A minor ripple in Eliza’s frantic domestic life literally pops up (as in a pop-up ad on her MacBook) with the potential for financial and professional rewards: an essay contest for a parenting magazine, Lunchbox. Eliza has to write a 500-word essay on what motherhood means to her and until midnight to submit the essay. The essay comes with a cash award, publication, and the promise of steady work for the winner. Other complications include an annoying French neighbor, Sandrine Dumas (Stephanie Szostak), street cleaning-related parking roulette, a film crew setting up outside Eliza’s apartment, an inadvertent disclosure of personal information on her blog, and a 20-something bike messenger and self-described struggling writer, Nakish (Arjun Gupta), who openly flirts with the flattered Eliza.

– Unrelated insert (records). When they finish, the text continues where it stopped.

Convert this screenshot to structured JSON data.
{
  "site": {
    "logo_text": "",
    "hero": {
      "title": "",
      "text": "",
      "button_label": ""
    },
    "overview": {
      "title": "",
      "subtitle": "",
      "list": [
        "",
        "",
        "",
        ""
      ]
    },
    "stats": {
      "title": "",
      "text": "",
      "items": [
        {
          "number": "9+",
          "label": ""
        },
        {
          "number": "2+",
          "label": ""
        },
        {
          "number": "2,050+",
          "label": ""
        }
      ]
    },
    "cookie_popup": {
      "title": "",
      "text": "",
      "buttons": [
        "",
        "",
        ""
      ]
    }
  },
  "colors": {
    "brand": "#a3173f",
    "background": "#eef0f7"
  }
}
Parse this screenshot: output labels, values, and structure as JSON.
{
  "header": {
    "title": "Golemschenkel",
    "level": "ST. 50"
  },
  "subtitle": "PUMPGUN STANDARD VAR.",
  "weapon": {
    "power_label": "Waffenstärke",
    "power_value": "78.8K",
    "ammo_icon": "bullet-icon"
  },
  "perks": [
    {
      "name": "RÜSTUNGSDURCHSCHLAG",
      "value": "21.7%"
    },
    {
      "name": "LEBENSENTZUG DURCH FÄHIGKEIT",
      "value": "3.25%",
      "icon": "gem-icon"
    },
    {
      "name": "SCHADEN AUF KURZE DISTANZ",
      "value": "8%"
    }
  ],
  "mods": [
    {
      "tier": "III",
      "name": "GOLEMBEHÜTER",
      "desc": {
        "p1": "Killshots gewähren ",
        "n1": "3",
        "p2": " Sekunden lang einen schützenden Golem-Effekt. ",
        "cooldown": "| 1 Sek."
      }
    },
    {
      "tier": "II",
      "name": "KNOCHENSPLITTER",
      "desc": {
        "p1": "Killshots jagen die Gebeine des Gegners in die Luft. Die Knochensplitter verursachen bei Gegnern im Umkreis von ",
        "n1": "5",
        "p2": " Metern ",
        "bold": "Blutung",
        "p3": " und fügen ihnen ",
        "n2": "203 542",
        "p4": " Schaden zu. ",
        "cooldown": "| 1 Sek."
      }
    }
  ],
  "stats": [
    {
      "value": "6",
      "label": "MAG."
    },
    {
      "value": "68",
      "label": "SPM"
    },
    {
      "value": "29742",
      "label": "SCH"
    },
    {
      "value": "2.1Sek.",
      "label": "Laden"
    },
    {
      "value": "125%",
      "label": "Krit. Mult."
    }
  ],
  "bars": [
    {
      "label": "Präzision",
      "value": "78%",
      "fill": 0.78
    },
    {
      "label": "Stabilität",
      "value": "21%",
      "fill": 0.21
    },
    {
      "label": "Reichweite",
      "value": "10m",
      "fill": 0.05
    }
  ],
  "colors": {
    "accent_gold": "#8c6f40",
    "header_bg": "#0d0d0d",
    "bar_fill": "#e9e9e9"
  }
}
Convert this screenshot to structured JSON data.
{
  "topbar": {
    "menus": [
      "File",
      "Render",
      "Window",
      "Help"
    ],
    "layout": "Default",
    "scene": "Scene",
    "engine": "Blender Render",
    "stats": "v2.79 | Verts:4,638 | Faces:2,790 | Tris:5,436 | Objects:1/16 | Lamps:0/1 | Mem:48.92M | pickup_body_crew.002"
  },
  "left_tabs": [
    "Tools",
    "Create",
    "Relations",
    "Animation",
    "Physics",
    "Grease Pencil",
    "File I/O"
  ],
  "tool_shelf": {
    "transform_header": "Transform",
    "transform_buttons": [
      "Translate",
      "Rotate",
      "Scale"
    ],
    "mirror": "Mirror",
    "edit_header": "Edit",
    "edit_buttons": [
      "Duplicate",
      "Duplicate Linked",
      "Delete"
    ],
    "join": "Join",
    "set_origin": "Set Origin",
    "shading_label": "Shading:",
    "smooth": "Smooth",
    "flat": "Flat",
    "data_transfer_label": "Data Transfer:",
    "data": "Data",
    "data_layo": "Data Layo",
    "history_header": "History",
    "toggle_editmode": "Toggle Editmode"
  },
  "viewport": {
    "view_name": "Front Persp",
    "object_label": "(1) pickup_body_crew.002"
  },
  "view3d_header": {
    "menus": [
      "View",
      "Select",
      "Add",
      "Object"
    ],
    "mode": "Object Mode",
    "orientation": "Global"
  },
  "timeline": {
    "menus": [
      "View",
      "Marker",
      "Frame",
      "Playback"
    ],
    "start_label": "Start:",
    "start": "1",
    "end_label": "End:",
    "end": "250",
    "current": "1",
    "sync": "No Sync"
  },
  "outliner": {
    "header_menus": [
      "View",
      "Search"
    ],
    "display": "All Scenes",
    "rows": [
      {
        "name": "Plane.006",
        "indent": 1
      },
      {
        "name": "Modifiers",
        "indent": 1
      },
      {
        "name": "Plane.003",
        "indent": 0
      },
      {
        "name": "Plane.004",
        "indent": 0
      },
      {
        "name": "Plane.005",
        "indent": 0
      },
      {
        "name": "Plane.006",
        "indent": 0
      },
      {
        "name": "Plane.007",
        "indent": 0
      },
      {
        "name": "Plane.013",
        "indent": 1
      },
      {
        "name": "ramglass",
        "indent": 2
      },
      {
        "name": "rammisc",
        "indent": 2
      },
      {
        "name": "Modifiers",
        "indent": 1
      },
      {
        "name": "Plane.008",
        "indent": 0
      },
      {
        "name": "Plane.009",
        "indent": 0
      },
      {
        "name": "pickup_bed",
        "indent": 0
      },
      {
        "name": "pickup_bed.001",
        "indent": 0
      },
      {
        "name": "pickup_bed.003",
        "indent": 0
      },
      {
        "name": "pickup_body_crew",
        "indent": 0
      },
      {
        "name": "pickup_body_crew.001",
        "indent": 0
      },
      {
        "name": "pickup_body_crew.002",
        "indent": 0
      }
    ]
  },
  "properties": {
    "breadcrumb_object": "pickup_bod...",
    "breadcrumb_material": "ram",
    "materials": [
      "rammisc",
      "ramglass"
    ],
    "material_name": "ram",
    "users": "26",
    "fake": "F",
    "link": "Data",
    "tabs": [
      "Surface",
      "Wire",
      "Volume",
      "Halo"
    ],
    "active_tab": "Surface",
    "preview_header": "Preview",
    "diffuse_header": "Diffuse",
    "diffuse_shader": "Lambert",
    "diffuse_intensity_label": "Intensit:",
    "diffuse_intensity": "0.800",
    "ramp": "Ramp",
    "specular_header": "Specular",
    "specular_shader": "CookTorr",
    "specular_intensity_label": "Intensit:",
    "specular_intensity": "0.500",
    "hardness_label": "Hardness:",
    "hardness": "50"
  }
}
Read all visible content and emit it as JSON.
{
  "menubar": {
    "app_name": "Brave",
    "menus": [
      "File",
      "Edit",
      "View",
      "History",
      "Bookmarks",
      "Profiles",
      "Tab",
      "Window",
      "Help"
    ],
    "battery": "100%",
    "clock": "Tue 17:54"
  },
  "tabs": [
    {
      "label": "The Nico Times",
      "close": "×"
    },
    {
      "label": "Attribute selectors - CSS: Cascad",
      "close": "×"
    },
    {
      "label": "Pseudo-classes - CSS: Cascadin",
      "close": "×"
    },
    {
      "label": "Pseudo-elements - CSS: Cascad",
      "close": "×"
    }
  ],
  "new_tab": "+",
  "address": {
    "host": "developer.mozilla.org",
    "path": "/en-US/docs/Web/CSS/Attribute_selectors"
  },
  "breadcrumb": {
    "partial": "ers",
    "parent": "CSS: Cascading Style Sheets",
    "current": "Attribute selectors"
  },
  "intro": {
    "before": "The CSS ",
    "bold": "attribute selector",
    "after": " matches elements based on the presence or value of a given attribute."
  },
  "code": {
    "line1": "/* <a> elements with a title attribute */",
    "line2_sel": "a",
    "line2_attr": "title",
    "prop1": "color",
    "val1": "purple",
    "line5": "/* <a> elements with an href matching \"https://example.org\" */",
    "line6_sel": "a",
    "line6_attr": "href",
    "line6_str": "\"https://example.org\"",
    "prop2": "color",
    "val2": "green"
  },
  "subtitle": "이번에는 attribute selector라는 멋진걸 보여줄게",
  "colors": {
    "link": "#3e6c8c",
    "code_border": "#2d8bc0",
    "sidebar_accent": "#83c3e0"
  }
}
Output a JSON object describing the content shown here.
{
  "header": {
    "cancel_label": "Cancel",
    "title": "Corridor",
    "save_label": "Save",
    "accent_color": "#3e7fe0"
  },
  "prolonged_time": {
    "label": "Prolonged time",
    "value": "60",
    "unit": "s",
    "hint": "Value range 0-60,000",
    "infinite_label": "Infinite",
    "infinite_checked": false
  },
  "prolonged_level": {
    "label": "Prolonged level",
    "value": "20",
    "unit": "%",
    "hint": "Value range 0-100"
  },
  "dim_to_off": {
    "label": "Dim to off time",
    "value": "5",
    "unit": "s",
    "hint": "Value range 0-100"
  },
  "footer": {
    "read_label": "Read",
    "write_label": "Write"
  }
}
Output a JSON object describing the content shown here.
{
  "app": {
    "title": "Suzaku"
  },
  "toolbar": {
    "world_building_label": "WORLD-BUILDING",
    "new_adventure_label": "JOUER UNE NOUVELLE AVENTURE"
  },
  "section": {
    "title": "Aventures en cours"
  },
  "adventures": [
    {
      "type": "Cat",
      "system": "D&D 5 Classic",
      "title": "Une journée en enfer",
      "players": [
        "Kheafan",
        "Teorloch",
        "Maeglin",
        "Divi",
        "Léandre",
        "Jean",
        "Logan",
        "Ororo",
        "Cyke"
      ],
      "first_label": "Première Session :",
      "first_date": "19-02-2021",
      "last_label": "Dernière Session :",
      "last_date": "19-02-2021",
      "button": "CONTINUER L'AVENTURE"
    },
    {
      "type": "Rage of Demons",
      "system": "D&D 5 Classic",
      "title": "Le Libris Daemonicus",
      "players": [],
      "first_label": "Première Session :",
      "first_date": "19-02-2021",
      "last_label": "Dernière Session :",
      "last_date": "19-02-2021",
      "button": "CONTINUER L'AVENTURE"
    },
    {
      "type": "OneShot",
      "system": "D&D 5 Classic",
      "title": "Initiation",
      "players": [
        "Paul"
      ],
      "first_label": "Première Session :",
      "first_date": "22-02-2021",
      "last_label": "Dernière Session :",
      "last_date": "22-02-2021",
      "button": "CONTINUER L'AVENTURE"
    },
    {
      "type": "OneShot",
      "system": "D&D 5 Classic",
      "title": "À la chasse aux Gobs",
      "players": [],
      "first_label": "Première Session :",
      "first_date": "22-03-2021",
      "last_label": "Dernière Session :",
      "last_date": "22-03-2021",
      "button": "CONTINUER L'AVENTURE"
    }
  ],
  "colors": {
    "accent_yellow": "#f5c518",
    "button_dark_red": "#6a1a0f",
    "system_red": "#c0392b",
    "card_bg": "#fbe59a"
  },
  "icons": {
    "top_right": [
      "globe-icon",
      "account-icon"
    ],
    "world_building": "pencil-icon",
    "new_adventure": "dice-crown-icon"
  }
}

With the exception of the essay contest’s deadline, the complications for Eliza, and therefore the audience, are insignificant. She makes a few slip-ups, most of them minor, runs around frantically to gather party favors, and has a mini-nervous breakdown before her daughter’s birthday party. She questions the choices she’s made, specifically the creative life vs. domestic life tradeoff, but it’s nothing she wouldn’t have asked herself at a different time. Everyone else is a minor player in her (self-perceived) major drama, especially her husband, Avery, who, as written by Dieckmann, is a bland, lifeless character.

On a more positive note, Dieckmann doesn’t push Motherhood’s flimsy premise beyond the 90-minute mark, resolving all but one question (which remains open) before moviegoers notice the superficial storyline and characters. A sub-90-minute running time, of course, doesn’t make Motherhood any more viable as a theatrical experience. Motherhood is best experienced on DVD (rental, not purchase) or on basic cable (and that’s primarily for Uma Thurman fans).